如何在傳福音時不作個蠢蛋HOW TO SHARE THE GOSPEL WITHOUT BEING A JERK
作者:Silverio Gonzalez
譯者/修訂:楊忠道/誠之
沒有人會喜歡蠢蛋,但這經常是基督徒分享信仰時給人留下的印象。有很多人宣稱他們在跟隨基督,但是卻用一種和耶穌的信息和方法完全相反的方式來分享他們的信仰。這甚至是發生在心存善意、好心的基督徒身上。他們希望他們的朋友和家人認識基督,卻陷入到一種不健康的分享信仰模式——讓人遠離神、而不是拉近距離的模式。讓我先從這點說起:我了解分享基督信仰是困難的。
Nobody
likes a jerk, but so often this is the impression many Christians give when
sharing the faith. There are many people who claim to follow Christ but share
their faith in a way that completely contradicts Jesus’ message and manner.
This happens even with well-meaning, kind-hearted, Christians. They want their
friends and family to know Jesus Christ, but they fall into unhealthy patterns
of sharing the faith, patterns that push people away from God rather than draw
people near. I want to begin by saying that I understand. Sharing the Christian
faith is hard.
Rico Tice,在他《誠實的福音佈道:在困難的處境中如何和人談論耶穌》(Honest Evangelism: How to Talk
about Jesus even When It’s Tough)一書中說到:「我發現向人傳福音是很困難的。佈道者的困難在於人們假定,你覺得福音佈道是不費吹灰之力的;但是我不認為這很容易,從來沒有。對我來說,告訴人有關耶穌的事,經常會讓我傷透腦筋。」
Rico
Tice, in his book, Honest Evangelism: How to Talk about Jesus even When It’s
Tough, says, "I find evangelism hard. The problem with being an evangelist
is that people assume that you find evangelism effortless; but I don’t find it
easy, and never have. For me, telling people about Jesus has often been nerve
wracking" (11)"
多年以來,我一直擁有這樣的特權,就是有許多在分享信仰上似乎很有天分的朋友。他們讓分享信仰看起來很輕鬆容易。但是在跟他們談話時,我發現他們和我有一樣的困難,也有同樣的懼怕和擔憂。他們說話也會結結巴巴。以下很有幫助的八點是我從他們身上學到的:
Through
the years, I have had the privilege of having friends who seemed to be
naturally gifted in sharing their faith. They made it look easy, but when I
spoke to them, I discovered they had the same difficulties that I experienced.
They had the same fears and worries. They stumbled over their words.

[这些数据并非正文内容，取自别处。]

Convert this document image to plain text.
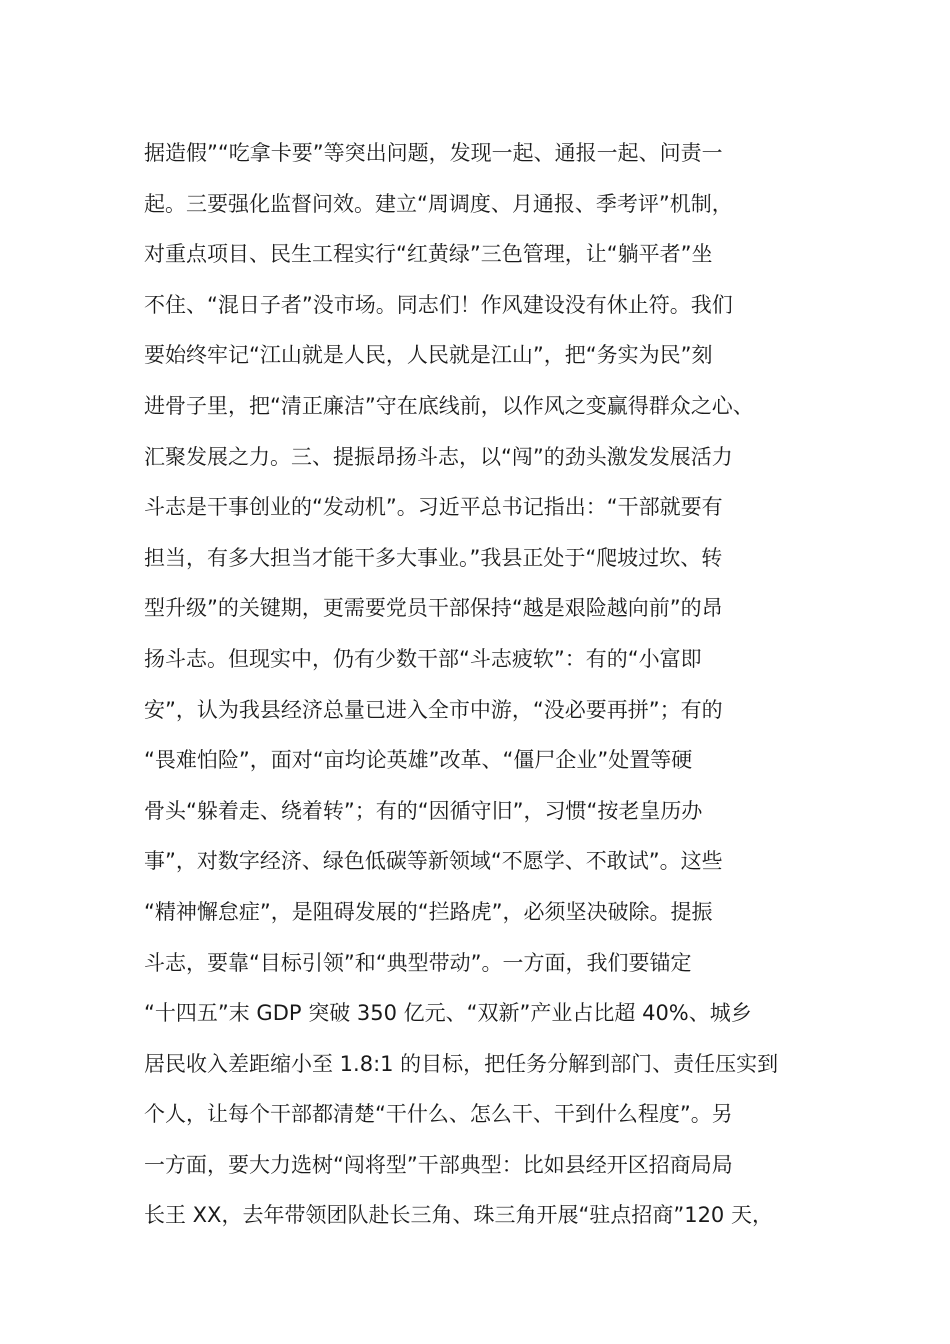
据造假”“吃拿卡要”等突出问题，发现一起、通报一起、问责一
起。三要强化监督问效。建立“周调度、月通报、季考评”机制，
对重点项目、民生工程实行“红黄绿”三色管理，让“躺平者”坐
不住、“混日子者”没市场。同志们！作风建设没有休止符。我们
要始终牢记“江山就是人民，人民就是江山”，把“务实为民”刻
进骨子里，把“清正廉洁”守在底线前，以作风之变赢得群众之心、
汇聚发展之力。三、提振昂扬斗志，以“闯”的劲头激发发展活力
斗志是干事创业的“发动机”。习近平总书记指出：“干部就要有
担当，有多大担当才能干多大事业。”我县正处于“爬坡过坎、转
型升级”的关键期，更需要党员干部保持“越是艰险越向前”的昂
扬斗志。但现实中，仍有少数干部“斗志疲软”：有的“小富即
安”，认为我县经济总量已进入全市中游，“没必要再拼”；有的
“畏难怕险”，面对“亩均论英雄”改革、“僵尸企业”处置等硬
骨头“躲着走、绕着转”；有的“因循守旧”，习惯“按老皇历办
事”，对数字经济、绿色低碳等新领域“不愿学、不敢试”。这些
“精神懈怠症”，是阻碍发展的“拦路虎”，必须坚决破除。提振
斗志，要靠“目标引领”和“典型带动”。一方面，我们要锚定
“十四五”末 GDP 突破 350 亿元、“双新”产业占比超 40%、城乡
居民收入差距缩小至 1.8:1 的目标，把任务分解到部门、责任压实到
个人，让每个干部都清楚“干什么、怎么干、干到什么程度”。另
一方面，要大力选树“闯将型”干部典型：比如县经开区招商局局
长王 XX，去年带领团队赴长三角、珠三角开展“驻点招商”120 天，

Here are
eight helpful points I learned from them.
1. 善意是很有用處的。
1.
Kindness goes a long way.
這似乎是顯而易見的。但是當基督徒分享信仰時,太常轉為激烈的辯論。十字架已經夠冒犯人了。當我分享信仰時,我必須確定我是尊重人的、是友善的。我認識很多離開基督教的人,他們雖然認為這個信仰是真的,卻因為教會裏有很多蠢蛋而離開。當你用友善的方式分享你的信仰時,你可能會驚訝人們會更願意聆聽。
This
may seem obvious, but too often when Christians share the faith, it turns into
a heated argument. The cross is offensive enough. When I share the faith, I
need to make sure that I am respectful and kind. I know plenty of people who
have turned away from Christianity even though they think it’s true, because
church people were jerks. As you seek to share your faith in a kind way, you
may be surprised that people are more willing to listen.
2. 誠實會展示尊重、贏得尊重。
2.
Honesty shows and gains respect.
有些分享信仰的人會戴上假面具,裝作擁有某種特質。他們變得很「屬靈」。這個「屬靈」的人從來不會懷疑、從來不會擔憂或犯罪。這個「屬靈」的人,總是愛耶穌勝過愛生命,這個「屬靈」的人不會因尊重人而說:「我不知道那個問題的答案」。這個「屬靈」的人害怕承認,他或她可能需要認識其他人的想法。
Some
people who share their faith put on a character. They become “spiritual.” This
“spiritual” person never doubts, worries, or sins. This “spiritual” person
always loves Jesus more than life. This “spiritual” person doesn’t respect
people enough to say, “I don’t know the answer to that question.” This
“spiritual” person is afraid to admit that he or she may need to learn
something about what others think.
太多的基督徒害怕誠實,他們怕誠實會失去人們的尊重。其實不會。事實是:誠實經常會贏得尊重。當基督徒把人當人,而不是數字或「罪人」時,他們常會贏得尊重。當基督徒認罪時、當他們因未能展現善意而尋求對方的原諒時,他們常會贏得尊重。不要害怕作個誠實的人。
Too
many Christians are afraid to be honest. They fear that honesty will lose
people’s respect. It doesn’t. The truth is that honesty often gains respect.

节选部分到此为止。